A wild look had come into the young man's face as he spoke.

"You? In what position?"

Mrs. Burbeck was surprised at the expression on her son's face.

For a moment Rollie floundered wildly.

"Why, you see—I—I believe in Hampstead. I—I have told the bank that he is all right, no matter what happens. I don't want my own father reading him out of the church, do I?"

Mrs. Burbeck's perplexity gave way to smiling comprehension, which was met by relief and some approach to composure upon the features of her son, who felt that he had escaped the eddy of an appalling danger.

"Naturally," replied Mrs. Burbeck soothingly. "What a loyal nature yours is! By the way, Rollie," and the force of a new idea energized her glance and tone; "it is only half-past ten. Wouldn't it be fine of you to just run over and give Brother Hampstead a pressure of the hand to-night, and tell him how loyally your heart is with him in this trying situation? It would mean so much to him coming from a strong, successful, young man of the world like you, whose position he must admire so much!"

Rollie's face went white, and his eyes roved despairingly. It must have been well for the mother's peace of mind, as it certainly was for his, that, having asked her question, instead of studying his face while she waited for the answer, she let her eyes fall to the seal ring she had given him upon his twenty-first birthday, and busied herself with studying out again the complexities of the monogram and holding off the hand itself to see how handsomely the ring adorned it.

"I think I'd rather not to-night, mother," Rollie replied, as if after a moment of deliberation. "This thing works me up terribly—you can see that—and I'm a bit short on sleep yet.
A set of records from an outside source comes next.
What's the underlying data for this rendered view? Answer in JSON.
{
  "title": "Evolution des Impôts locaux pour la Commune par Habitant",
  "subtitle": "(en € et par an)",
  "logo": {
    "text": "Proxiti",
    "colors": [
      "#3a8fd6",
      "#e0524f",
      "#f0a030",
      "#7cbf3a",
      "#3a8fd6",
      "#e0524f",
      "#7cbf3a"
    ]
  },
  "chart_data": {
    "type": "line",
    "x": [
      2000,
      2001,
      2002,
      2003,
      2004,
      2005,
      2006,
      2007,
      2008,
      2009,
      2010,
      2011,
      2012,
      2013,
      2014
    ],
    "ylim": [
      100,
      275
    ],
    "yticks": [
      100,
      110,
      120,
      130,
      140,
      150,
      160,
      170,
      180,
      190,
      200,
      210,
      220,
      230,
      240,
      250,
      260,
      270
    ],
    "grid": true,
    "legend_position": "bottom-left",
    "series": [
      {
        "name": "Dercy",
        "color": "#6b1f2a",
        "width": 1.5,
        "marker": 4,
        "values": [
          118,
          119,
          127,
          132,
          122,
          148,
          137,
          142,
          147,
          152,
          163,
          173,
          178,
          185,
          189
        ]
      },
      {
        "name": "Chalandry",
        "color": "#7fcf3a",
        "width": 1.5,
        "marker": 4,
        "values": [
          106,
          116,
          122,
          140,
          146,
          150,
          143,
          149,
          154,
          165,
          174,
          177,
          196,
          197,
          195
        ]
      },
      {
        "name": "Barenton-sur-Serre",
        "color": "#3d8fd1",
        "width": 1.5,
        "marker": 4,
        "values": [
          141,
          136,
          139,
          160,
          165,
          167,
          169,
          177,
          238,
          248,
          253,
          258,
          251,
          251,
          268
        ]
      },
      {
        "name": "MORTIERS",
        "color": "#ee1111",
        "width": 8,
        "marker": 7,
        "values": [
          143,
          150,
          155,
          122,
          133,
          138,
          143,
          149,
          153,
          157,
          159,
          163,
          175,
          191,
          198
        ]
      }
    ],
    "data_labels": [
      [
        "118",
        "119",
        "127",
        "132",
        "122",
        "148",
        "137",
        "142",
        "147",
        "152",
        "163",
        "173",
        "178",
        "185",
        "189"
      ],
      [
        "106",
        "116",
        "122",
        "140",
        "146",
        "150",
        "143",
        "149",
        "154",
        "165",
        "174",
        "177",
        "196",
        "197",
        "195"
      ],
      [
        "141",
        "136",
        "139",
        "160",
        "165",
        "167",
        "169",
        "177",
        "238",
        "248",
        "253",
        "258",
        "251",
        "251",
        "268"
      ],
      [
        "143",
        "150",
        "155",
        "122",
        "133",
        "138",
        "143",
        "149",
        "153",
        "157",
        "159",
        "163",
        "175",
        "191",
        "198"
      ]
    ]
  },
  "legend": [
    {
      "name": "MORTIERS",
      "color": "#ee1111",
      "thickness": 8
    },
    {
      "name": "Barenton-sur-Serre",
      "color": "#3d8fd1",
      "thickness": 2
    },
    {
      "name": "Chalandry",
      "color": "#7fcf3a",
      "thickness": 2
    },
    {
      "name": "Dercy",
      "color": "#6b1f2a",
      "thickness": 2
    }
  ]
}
If I went to see Brother Hampstead to-night, I'm sure I shouldn't sleep a wink afterward. Besides, my coming might alarm him. It might make him think his plight is worse than it is; it would be so unusual."

Again the mother-love surged above any other emotion. "You are right," she admitted, caressing his hand. "It was only an impulse of mine, anyway. You must be tired, poor boy."

"Pretty tired, mother," he confessed truthfully; then stooped and kissed her upon the cheek and seemed to leave the room naturally enough, although in his soul he knew that he fled from her presence like a criminal from his conscience.